B3. Essay question 3.

“American Renaissance” surveys literature in a dynamic & formative period of American history. How have our readings developed your ideas of history, or how has history developed your idea of literature?

“Developed” may mean confirmed, changed, challenged, extended, etc.

Two ways to organize:

Start with interesting, applicable, and resonant historical fact(s) or idea(s) you learned, then develop through text analysis or reaction

or

Start with texts that brought history suddenly and dramatically to life while explaining your reactions.

As usual, don’t treat your texts separately but compare, contrast, connect.

Text requirements: three texts from course, connected to each other by history or learning experience.

From Obj. 3 methods / pedagogy: Language makes history; Historicism: interpreting past as present, & vice versa; History doesn’t have to be only about wars--consider progress of human rights, developments in religion.

Possible websites: civil disobedience tradition(s); The 2nd Great Awakening, Mexican-American War

Possible authors / texts: Alcott; Lincoln; Whitman; Sojourner Truth; Frederick Douglass; Harriet Jacobs; Margaret Fuller; Thoreau; Stanton; Stowe; Whitefield; Davis, Life in the Iron Mills

(New Question--no models)

B4. Essay question 4. Write an essay comparing classic, popular, and representative authors and literature in terms of their differing (or overlapping) styles, values, audiences, and appeals (Objective 1).

Define and give examples of classical, popular, and representative literature from our course and beyond.  (Suggestions from our course below. Don’t just rename but describe them in ways that fit your definitions.)

Some authors may fit more than one category.

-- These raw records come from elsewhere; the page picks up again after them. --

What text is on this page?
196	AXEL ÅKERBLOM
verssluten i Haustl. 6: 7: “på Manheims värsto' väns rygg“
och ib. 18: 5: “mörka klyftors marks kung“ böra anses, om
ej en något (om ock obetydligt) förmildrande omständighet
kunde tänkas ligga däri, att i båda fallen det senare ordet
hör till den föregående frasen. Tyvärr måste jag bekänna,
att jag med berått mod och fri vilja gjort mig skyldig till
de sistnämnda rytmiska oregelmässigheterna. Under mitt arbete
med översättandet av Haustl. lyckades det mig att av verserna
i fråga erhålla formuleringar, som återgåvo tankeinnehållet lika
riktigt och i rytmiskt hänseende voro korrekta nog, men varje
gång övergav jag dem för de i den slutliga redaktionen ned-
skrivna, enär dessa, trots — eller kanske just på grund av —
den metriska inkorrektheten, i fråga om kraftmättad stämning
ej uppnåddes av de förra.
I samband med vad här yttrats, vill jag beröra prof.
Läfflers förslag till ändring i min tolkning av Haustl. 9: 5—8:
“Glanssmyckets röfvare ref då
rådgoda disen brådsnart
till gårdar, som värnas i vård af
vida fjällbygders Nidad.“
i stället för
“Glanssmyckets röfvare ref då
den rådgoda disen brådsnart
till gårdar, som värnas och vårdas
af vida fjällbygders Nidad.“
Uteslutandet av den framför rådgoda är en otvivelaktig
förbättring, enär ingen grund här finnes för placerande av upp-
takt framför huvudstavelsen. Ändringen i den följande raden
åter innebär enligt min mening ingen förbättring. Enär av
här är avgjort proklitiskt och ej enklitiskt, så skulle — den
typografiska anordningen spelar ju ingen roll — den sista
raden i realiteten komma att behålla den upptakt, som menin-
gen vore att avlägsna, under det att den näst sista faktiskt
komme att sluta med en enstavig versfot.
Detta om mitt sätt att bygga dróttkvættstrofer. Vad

What different pleasures, benefits, and challenges does each category offer a reader in our time?  How were they received in their own time and by periods following their publication?

For what different purposes are these types of literature written?

What may one learn from reading across these different categories of literature?

What different readers might be attracted to the different categories?

Which balance of categories, is most appropriate for a college literature class like ours?  What about other literature classrooms?

As usual in an essay like this, do a lot of comparing and contrasting from start to finish, for the sake of sparking ideas and weaving organization.

Summarize your learning experience with possible applications to research or teaching.

websites: classic, popular, and representative authors and literature; Alternative American Renaissance

Examples from our course readings: (not exhaustive—welcome to bring in others)

“Classic” authors and texts: Dickinson; Hawthorne; Emerson; Cooper; Irving; Thoreau

“Popular” authors and texts: Irving, Poe, Cooper, Stowe; you may also refer to popular authors beyond this course.

“Representative” texts and authors: William Apess; Cherokee Memorials; Frederick Douglass; Sojourner Truth; Harriet Jacobs; Margaret Fuller; Elizabeth Cady Stanton.

*Also consider authors who combine or cross categories: Poe, Douglass, Stowe, Irving, Fuller, Cooper.